Only a few weeks after I left CFD EMS did I find an answer to all his behavioral issues. HE WAS COKED OUT!!! Apparently he went ape shit one morning before shift because he had lost his keys at the station. He refused to go inservice without those keys. The owner even offered to pay for a lock-doc to come during the day and unlock his truck encase they were in there. Finally he bowed out and went to work. Later in the day someone found his keys, complete with a vial of cocaine neatly linked to his keys by a chain. Um.... YEAH. That explained A LOT!

I QUICKLY DEVELOPED THE MINDSET OF WHAT KIND OF MEDIC I DIDN'T EVER WANT TO BE: lazy, irresponsible, slack-skilled, uneducated, jackass. Between Harry, and the first couple of shitty skilled medics I got partnered with at Grady, I quickly developed an appetite to learn my scope of practice, have good skills, and (sometimes to a fault) be very demanding of perfection. My underlying OCD reared its ugly head and peaked when I hit Paramedic school. My opinion is that OCD and demand for perfection can only make you the best medic possible when it comes to competent patient care and documentation. CQI/QA will back me up here. That can only be in your patient's favor. Unfortunately if your partner doesn't share your concept, it will quickly become sand in their panties!!! Especially when in your partner's first quarter of paramedic school, they already know more than your established attending physician **A-hem**

So with all that said, I think I became a better medic for it. I have an unequaled demand for my patients advocacy, care, and transfer of care to a competent and appropriate facility for whatever ails them. Heart attacks don't go to a non-cathlab hospital. High mechanism traumas go to Atlanta Medical Center, or Grady (on Emory days). Strokes go to Neuro-capable ERs. No one can ever say any patient of mine suffered for it. Partners... well, that is obviously a different story.

Sunday, December 16, 2007


NEW JOB - Grady Jr. EMS

I spent Monday (12-10-07) through Friday (12-14-07) doing the typical classroom orientation stuff. How GJ-EMS got it's start, how it's grown, benefits, training and CEU programs *a lot of CEU's ONLINE - yippie*, Toughbook's and touchpoint PCR software, road safety / CEVO, HIPPA, etc.I was definitely impressed with their "employees are our most valuable asset" concept: meaning that if Mama ain't happy, ain't nobody happy. They eat it, breathe it, sleep it, poop it, and maybe even brand it on your ass when you get released from orientation. But it's true. Basically they believe that if they meet (actually, most often exceed) the expectations of how the employees want to be treated, perks, nice equipment, comprehensive training, new (and actually functioning) technology, etc... that we will be more productive, nicer to colleagues, patients, and the public, less likely to burnout, less likely to climb a tower in Smyrna and start taking pop-shots at cars on 285, you get the picture. I like that. Actually from what little I have had the chance to observe, I see it in full action. The employees ARE HAPPY, NICE, and so far even seem competent. It is a 180 from Grady EMS. THAT, I LIKE.

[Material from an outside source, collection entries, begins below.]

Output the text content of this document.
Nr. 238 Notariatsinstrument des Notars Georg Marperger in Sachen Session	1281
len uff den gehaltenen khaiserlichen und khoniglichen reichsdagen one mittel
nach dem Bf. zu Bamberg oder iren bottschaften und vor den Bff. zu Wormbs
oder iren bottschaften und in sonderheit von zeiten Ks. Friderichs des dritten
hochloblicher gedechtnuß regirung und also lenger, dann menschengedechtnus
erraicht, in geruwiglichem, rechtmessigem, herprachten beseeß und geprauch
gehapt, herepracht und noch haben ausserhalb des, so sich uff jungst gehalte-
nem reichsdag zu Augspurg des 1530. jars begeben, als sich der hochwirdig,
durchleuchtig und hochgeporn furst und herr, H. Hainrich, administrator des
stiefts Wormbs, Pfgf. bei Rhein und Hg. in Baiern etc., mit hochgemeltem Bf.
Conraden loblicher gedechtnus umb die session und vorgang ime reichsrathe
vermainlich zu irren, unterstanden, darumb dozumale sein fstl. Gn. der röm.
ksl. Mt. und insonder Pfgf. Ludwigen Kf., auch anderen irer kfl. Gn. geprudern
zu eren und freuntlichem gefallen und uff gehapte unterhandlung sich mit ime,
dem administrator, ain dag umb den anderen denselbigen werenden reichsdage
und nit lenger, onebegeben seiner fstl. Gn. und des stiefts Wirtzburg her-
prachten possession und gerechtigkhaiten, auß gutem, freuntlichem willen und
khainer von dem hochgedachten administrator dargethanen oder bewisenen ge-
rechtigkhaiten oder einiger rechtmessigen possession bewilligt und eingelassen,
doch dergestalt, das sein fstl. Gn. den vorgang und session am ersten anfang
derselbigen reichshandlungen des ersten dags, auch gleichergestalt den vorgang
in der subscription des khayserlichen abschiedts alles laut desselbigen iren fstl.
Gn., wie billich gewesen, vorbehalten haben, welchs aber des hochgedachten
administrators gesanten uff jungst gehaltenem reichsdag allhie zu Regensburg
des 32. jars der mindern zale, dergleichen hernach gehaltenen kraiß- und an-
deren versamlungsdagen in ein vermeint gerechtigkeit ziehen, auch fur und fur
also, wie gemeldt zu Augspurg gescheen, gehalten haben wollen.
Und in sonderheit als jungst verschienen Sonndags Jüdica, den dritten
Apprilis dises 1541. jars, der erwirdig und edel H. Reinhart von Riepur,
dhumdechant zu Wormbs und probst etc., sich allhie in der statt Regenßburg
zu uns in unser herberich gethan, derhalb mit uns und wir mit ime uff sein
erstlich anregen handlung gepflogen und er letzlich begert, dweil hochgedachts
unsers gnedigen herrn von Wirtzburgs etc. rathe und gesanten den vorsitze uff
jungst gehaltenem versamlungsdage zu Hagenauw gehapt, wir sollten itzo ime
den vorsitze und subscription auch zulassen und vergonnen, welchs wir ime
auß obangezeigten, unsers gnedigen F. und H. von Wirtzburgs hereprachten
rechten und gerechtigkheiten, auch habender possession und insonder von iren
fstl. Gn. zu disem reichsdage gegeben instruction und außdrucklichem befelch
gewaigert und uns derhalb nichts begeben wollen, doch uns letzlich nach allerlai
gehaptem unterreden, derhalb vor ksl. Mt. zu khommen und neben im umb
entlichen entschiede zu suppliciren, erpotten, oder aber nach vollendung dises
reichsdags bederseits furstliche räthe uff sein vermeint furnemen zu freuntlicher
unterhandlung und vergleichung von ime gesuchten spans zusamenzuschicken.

Example one: On day three of class, my hunny went to the orthopaedic who is treating the ever persistant back injury. Doc said it's time to try Cortisone epidurals. Before I even knew what day it was gonna be scheduled, I asked the Ops Manager (sooo unlike his Grady EMS counterpart "Dragon Lady, head of the Grady Gestapo") what our third ride schedule was going to look like so I might plan to be off for the procedure. He tells me to go ahead and schedule the procedure and they will work around it. Say what? That shit would never have happened at Grady. The Grady mentality was screw you, screw your family. You work around OUR needs, not yours or theirs! Off the bat - I'm impressed.

I did my first third ride yesterday. Obviously since I've been around the ambulance a few times, my FTO asked me what *I* needed to work on to feel more comfortable to transition to GJ-EMS. I answered honestly that I was very inexperienced (intimidated) with the laptop and the PCR software. He immediately designated THAT as my main task for the day... to write all the PCR's for all the trips.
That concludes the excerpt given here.